Poco a poco me fui enterando de su vida. Nació en París el 8 de enero de 1938, en el exilio de sus padres, cuando ya el prodigioso autor de las Memòries y de Vida privada, Josep Maria de Sagarra, tenía cuarenta y cinco años. Al estallar la guerra contra Alemania se refugiaron en el sur, en Banyuls, en San Sulpice, en Prades. Y a los dos o tres años, amnistiado Sagarra por sus títulos de nobleza, regresó la familia a Barcelona, por poco tiempo, porque las dificultades de publicar en catalán hacían muy difícil la existencia material y espiritual. El año 1947 ya volvían a París para una estancia que pudo ser definitiva, pero que en realidad fue solo de unos meses. Joan tenía entonces nueve años, pero pudo vivir intensamente la vida de París con su mundo de noche, sus hoteles, restaurantes, teatros; conoció a Sartre, a Giacometti, a Yolanda, una querida de Faruk, a Stokowsky y a su mujer –una Vanderbilt–, a Marcel, un barman que le enseñó a preparar cócteles y a jugar al póquer, a una modelo de Coco Chanel, a un húngaro judío, amigo de su padre, cabecilla de la resistencia en Buchenwalt, y a muchos exiliados; oyó a la Piaf, y desde el gallinero sufrió su primer shock teatral en la Comédie Française, con el Británico. Yo comprendo muy bien que, en memoria de ese año, capital para él en su experiencia viva, se adorne con guirnaldas de citas francesas en sus representaciones periodísticas, y que diga, más que cualquiera, que Catalunya es una provincia cultural de Francia, y que se vaya a veces por la noche al Pastís y exija a la patrona que le ponga aquel disco, justo aquel disco de la Edith Piaf.

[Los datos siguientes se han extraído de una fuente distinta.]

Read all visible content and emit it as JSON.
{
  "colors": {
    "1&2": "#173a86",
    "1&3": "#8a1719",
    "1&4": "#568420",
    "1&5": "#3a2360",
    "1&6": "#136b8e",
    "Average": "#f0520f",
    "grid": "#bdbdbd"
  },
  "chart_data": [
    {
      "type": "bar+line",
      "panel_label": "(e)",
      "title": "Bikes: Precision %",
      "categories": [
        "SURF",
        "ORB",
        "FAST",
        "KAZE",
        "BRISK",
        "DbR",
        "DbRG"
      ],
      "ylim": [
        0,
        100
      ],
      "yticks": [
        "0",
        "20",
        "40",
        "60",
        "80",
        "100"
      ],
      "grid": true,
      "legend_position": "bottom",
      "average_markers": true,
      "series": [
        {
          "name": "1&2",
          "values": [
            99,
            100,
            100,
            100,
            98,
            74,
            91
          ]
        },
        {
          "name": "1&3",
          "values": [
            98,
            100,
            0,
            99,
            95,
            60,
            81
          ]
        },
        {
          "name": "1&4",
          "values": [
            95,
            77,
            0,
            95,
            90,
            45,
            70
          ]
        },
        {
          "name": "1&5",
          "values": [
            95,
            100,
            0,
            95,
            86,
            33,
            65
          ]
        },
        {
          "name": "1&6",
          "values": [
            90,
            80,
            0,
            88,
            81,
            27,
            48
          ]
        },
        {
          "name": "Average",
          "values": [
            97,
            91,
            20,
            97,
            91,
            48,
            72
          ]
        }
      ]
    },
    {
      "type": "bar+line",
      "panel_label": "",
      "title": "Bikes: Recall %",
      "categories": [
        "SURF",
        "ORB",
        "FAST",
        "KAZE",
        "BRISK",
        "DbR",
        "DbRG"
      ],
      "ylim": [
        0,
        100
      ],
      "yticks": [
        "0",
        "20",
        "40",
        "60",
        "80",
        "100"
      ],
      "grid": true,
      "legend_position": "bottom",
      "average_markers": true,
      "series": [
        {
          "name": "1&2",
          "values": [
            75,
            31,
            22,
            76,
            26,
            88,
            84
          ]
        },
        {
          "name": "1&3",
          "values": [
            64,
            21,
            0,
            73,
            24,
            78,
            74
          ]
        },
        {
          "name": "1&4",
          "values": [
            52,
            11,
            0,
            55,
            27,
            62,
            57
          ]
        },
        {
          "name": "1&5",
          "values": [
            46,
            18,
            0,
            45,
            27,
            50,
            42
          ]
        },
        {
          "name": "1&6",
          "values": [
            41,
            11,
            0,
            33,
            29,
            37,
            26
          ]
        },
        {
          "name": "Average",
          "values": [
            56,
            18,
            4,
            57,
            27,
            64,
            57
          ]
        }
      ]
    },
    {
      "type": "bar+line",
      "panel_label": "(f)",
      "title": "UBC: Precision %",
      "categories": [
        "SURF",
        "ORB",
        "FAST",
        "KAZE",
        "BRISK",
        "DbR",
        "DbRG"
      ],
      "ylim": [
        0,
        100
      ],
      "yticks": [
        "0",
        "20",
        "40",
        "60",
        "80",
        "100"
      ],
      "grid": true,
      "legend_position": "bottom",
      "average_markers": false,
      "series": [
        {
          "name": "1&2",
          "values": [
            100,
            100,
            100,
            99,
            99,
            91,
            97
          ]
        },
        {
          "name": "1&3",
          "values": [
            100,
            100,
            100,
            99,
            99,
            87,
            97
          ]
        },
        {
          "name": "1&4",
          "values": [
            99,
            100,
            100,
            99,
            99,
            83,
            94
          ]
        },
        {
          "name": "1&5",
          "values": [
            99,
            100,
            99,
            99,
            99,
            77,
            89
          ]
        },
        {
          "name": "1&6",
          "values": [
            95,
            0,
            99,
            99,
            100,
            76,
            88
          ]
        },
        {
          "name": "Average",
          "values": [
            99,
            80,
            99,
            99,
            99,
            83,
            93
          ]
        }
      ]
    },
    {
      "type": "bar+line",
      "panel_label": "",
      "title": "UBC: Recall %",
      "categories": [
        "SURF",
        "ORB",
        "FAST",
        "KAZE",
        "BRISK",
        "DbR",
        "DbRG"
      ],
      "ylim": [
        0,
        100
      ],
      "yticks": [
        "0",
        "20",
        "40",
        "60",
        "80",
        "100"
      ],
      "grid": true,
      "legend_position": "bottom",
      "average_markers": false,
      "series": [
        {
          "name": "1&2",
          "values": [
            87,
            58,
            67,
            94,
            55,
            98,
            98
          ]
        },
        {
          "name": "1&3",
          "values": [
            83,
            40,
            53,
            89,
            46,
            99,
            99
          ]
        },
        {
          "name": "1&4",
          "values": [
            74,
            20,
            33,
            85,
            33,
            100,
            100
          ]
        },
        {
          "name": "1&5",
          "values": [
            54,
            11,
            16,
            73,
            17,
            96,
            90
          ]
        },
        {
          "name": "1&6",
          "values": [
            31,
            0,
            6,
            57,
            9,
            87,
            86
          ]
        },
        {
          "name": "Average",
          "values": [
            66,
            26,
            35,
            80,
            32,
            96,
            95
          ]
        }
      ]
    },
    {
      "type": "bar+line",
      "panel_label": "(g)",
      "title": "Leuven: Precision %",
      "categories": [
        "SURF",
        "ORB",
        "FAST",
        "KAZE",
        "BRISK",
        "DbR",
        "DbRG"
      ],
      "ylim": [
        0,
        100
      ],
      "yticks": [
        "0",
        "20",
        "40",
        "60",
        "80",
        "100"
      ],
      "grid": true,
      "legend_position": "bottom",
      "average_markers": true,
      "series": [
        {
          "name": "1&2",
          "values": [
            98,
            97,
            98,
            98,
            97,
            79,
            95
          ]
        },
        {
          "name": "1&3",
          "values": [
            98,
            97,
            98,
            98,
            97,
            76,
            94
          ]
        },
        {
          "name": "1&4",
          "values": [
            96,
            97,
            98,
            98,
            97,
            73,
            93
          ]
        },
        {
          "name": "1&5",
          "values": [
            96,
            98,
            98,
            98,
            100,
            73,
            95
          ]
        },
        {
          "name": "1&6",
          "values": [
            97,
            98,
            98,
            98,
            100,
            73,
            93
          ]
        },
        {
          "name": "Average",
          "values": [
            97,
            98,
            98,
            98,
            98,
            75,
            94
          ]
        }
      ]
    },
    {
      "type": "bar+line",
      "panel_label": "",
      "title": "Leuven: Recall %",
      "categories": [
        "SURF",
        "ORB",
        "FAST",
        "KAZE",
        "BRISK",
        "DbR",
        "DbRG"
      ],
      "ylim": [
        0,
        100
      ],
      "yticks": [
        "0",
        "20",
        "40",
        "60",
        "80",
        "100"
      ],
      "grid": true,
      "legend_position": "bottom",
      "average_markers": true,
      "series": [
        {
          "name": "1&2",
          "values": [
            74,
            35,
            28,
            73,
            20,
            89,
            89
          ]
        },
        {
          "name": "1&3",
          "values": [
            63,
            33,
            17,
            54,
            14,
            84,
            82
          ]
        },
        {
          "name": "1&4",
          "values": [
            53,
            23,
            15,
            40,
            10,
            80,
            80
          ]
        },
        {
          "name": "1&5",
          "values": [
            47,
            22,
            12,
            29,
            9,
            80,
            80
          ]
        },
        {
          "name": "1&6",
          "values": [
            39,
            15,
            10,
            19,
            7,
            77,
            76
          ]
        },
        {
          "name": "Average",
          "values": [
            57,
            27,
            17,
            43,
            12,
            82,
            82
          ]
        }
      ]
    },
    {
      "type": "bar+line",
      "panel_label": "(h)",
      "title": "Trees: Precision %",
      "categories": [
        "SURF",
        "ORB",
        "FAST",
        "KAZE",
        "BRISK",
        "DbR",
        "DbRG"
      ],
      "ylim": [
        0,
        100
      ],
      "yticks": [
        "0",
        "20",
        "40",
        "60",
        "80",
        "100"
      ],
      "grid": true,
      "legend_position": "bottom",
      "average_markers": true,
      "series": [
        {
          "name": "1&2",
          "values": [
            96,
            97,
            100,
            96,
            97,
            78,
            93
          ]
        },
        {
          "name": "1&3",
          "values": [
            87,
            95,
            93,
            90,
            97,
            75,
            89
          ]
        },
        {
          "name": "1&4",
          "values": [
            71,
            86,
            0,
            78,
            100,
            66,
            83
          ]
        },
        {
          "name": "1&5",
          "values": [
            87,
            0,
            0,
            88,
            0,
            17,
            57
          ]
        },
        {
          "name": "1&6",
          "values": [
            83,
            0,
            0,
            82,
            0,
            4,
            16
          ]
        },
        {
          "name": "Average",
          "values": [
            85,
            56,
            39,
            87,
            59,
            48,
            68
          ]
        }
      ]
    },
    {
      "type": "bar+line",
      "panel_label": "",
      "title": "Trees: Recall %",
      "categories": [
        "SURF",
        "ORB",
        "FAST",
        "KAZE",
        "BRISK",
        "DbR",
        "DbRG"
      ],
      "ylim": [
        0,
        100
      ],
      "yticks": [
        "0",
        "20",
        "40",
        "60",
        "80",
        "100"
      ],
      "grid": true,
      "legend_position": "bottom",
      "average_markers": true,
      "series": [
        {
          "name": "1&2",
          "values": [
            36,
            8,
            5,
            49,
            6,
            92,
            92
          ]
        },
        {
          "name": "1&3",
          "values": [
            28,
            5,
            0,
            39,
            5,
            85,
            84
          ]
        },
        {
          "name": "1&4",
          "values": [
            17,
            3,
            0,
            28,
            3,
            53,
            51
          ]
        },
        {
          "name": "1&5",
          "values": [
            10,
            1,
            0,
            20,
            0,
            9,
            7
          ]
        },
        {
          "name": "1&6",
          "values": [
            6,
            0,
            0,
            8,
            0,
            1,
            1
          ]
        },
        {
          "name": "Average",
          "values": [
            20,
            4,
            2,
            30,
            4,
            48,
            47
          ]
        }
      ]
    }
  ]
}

Terminado el bachillerato en el colegio de los jesuitas y la carrera de Derecho, aún volvió una vez más a París, para quedarse. Estudió teatro en la Sorbona, se interesó por Antonin Artaud recién redescubierto por la crítica, hizo su tesis sobre él y trabajó intensamente, como nunca había trabajado, como ya nunca más trabajaría. Fue ayudante de Raymond Rouleau –colaborador de Artaud en el teatro Jarry– en el montaje de un Ubú encadenado y de un Tío Vania de Chéjov, mientras estudiaba los textos artaudianos en la Biblioteca del Arsenal. Se interesaba, al propio tiempo, por la arquitectura teatral, por el cine ruso, francés y americano, por la literatura de la generación beat, por la canción y por cualquier tipo de espectáculo.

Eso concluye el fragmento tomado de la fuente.